Monaco editor integration (the same editor that powers VS Code), a markdown editor with preview, and Cloudflare R2 for file and image uploads. The R2 setup is a single lesson but it covers bucket creation, credentials, presigned URLs, and a working upload flow - again, the full pipeline, not a fragment. The image gallery and file display lessons tie it all together and cap it with a code audit using a subagent. I had been meaning to try R2 for months; this was the push.
This is the polish section - the stuff that makes a dashboard feel like a real product instead of a CRUD demo. Cmd/Ctrl+K search palette, collection pages, pagination for items and collections, an editor settings panel, a favorites page with toggle and sort, and pinned items. These are small features individually but the lesson on each is tight, and by the end the app feels like something you would actually use.

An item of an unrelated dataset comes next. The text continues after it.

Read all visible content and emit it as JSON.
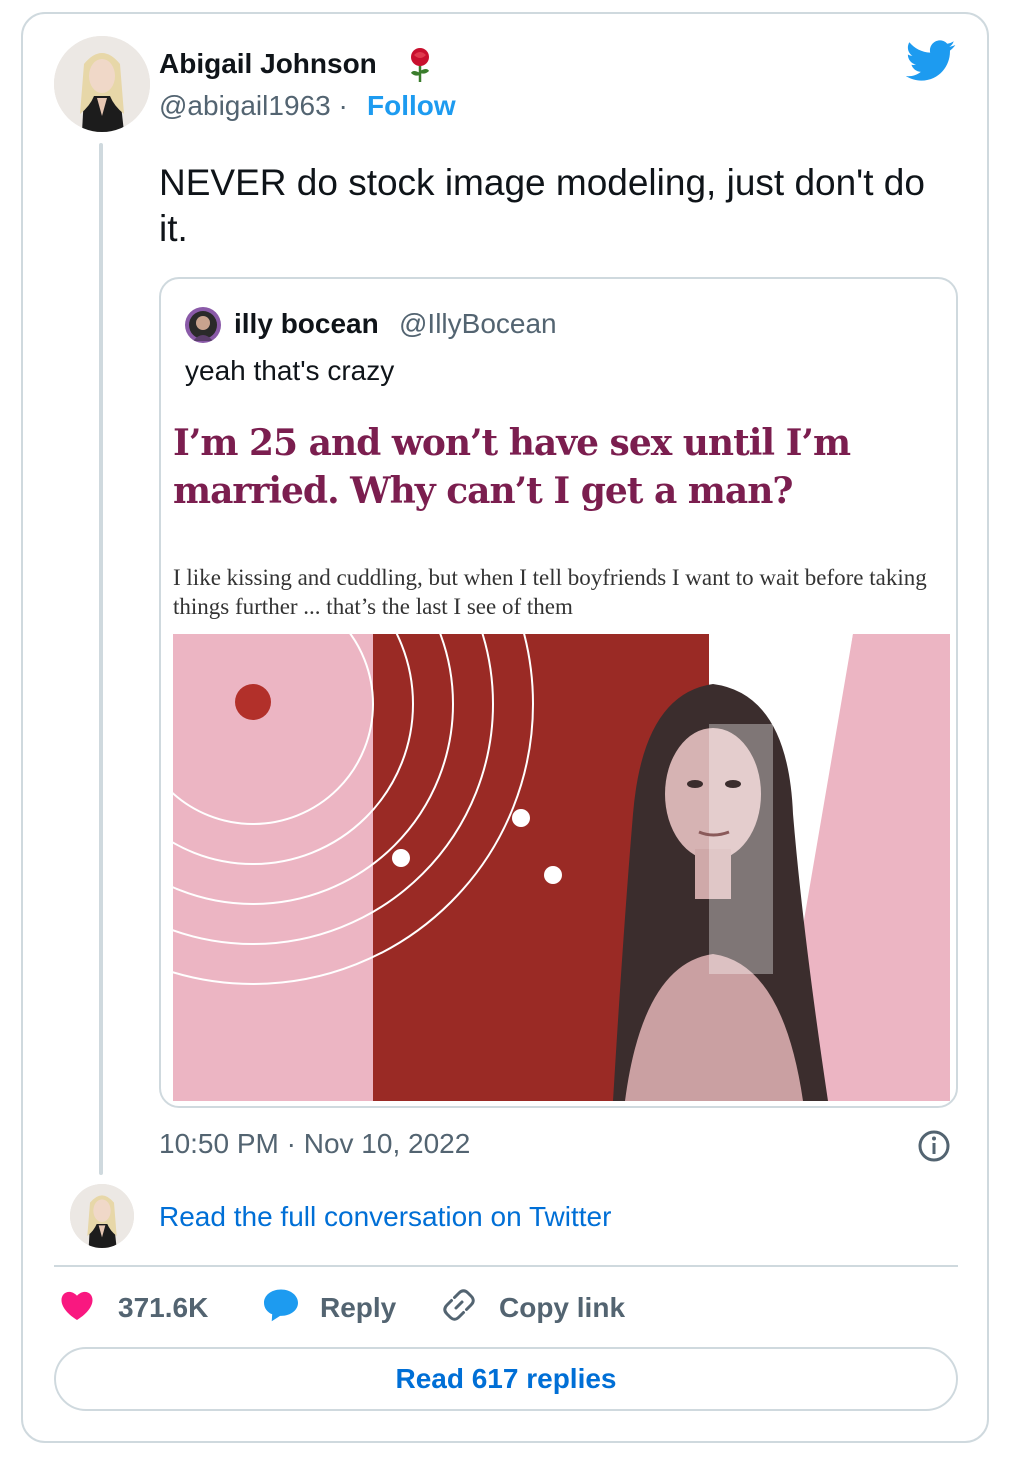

Brad also pulls account actions into a settings page instead of stuffing everything into the header - a small UX call, but one I have seen him make consistently across courses.
Stripe is the section I was dreading and turned out to be the smoothest. Sandbox setup, a written integration plan, two implementation phases, webhook handling with the Stripe CLI for local testing, feature-gate testing, and a clean separation between test-mode and production keys. The Upgrade page ties the subscription state back to the UI. This section alone would sell the course - it is the part every indie SaaS tutorial skips, and it is the part you cannot afford to get wrong.
The final build section adds OpenAI-powered features to DevStash itself, which is a pleasing kind of recursion. Auto-tagging on new items, AI-generated descriptions, an 'explain this snippet' feature, and a prompt optimizer that rewrites a user's prompt into something sharper. The implementation pattern is the same each time - write a server action, call the OpenAI API, stream the result back - and after three of them you internalize the shape of it. The language dropdown lesson earlier in the section is a small thing that matters: every AI feature respects a selected language, which is a nice detail most tutorials skip.
The final section is what a healthy AI workflow looks like: a quick UI review, a refactor scanner subagent pass, connecting a custom domain, wiring the domain into Resend for email deliverability, and a wrap-up. The refactor scanner subagent is the perfect ending - instead of 'we are done, ship it,' the course hands you a tool for keeping the codebase clean as it grows. That mindset - AI is not just for writing code, it is for *maintaining* it - is the one I am taking forward.
Before this course my AI workflow was reactive: open Claude, describe the task, see what happens, correct course as I go. After the course it is deliberate. I plan first. I write a feature spec before I prompt. I keep current-feature.md updated as a handshake between me and the model. I split context into topical files instead of one giant CLAUDE.md. I have a /feature skill that owns the whole loop from spec to commit. I use subagents for narrow, repeated tasks - code scans, security review, UI review. And I trust the tool to do more of the execution because the inputs it receives are now structured. That is the shift the course caused.
This is the best AI-assisted development course I have taken. It is long - not filler-long, build-a-real-thing long - and by the end you have a deployed, billed, secured, AI-enhanced SaaS app and, more importantly, a workflow you can reuse on the next one. Brad's teaching is the same steady, honest delivery it has been for a decade, and pairing that with Claude Code, MCP, Prisma, Neon, Stripe, Resend, R2, and OpenAI makes it the most up-to-date full-stack course I know of. If you are a developer who uses AI every day but suspects you are getting a fraction of the value out of it, this is the course that closes that gap.